Western Cape has more Covid-19 cases in the second wave, than the first wave
Share this article:
Cape Town - “The Western Cape has more cases confirmed in the second wave, than compared to the first wave.”
This was revealed by Head of the Department of Health in the Western Cape, Dr Keith Cloete during Premier Alan Winde’s digital press conference to provide an update on the Covid-19 situation.
Cloete explained that during last week, (December 5-12) the Western Cape has seen a 48% increase in the number of positive Covid-19 cases, and has also seen a 25 % increase in hospital admissions.
As of Wednesday, December 16, the province had recorded 26 818 active Covid-19 infections, with a total of 160 800 confirmed Covid-19 cases and 128 750 recoveries. It has also recorded 5 233 deaths, and conducted 917 235 tests.
Cloete said: ”The number of cases we have recorded in the province have now surpassed the number of cases we experienced during the first peak. Our test positivity rates and our hospitalisations are also rapidly approaching the levels we saw during the first peak.“
He said Covid-19 hospitalisations have increased sharply while the hospitals are experiencing trauma and psychiatric pressures. The metro hospitals are running at an average occupancy rate of 78% while rural hospitals are running at an average occupancy rate of 91%.

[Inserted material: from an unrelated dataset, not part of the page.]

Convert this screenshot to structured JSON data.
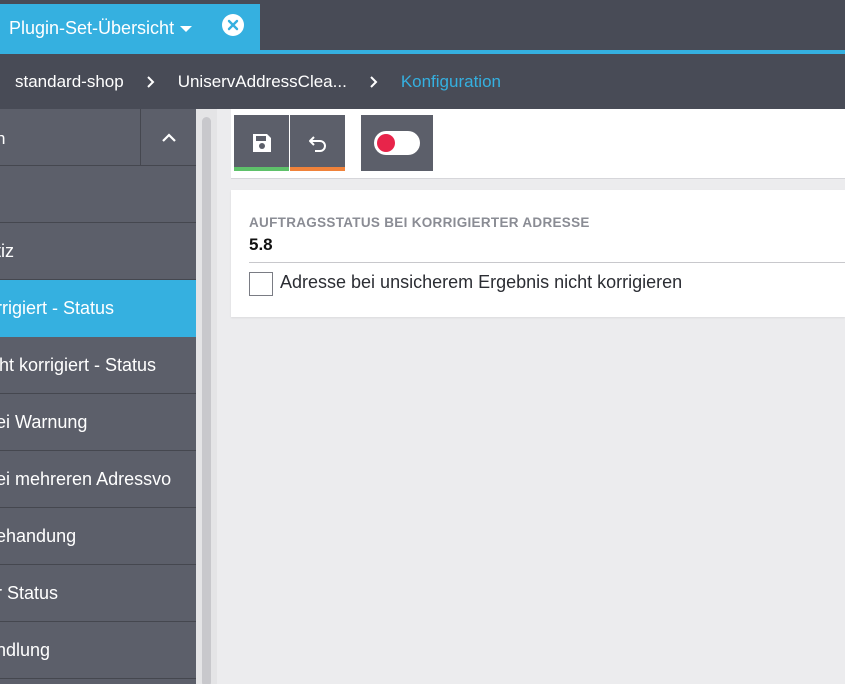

The southern, western, eastern, northern and Tygerberg sub-districts have shown a stark and rapid increase in cases.
Here is a look at the districts with the most cases over the last two weeks:
“Our primary healthcare facilities are facing increasing demand for Covid-19 testing and also then providing triage for confirmed cases.”
In his Surveillance Huddle Report, a report from his weekly briefing, Cloete outlined five key points that the province is experiencing:
- Increase in case numbers overwhelming the contact tracing team
- Increase in hospitalisations putting strain on services
- Complaints of increased lab turnaround time
- Increase infection in health workers, resulting in absenteeism - this is increasing the pressure on health services
- While there are identifiable clusters, it is otherwise, widespread community transmission.
According to Winde the current situation is serious.
“Throughout the second wave, we will continue to do this, however, we need residents to work with us to flatten the curve and reduce the pressure on our hospital systems and the healthcare workers.”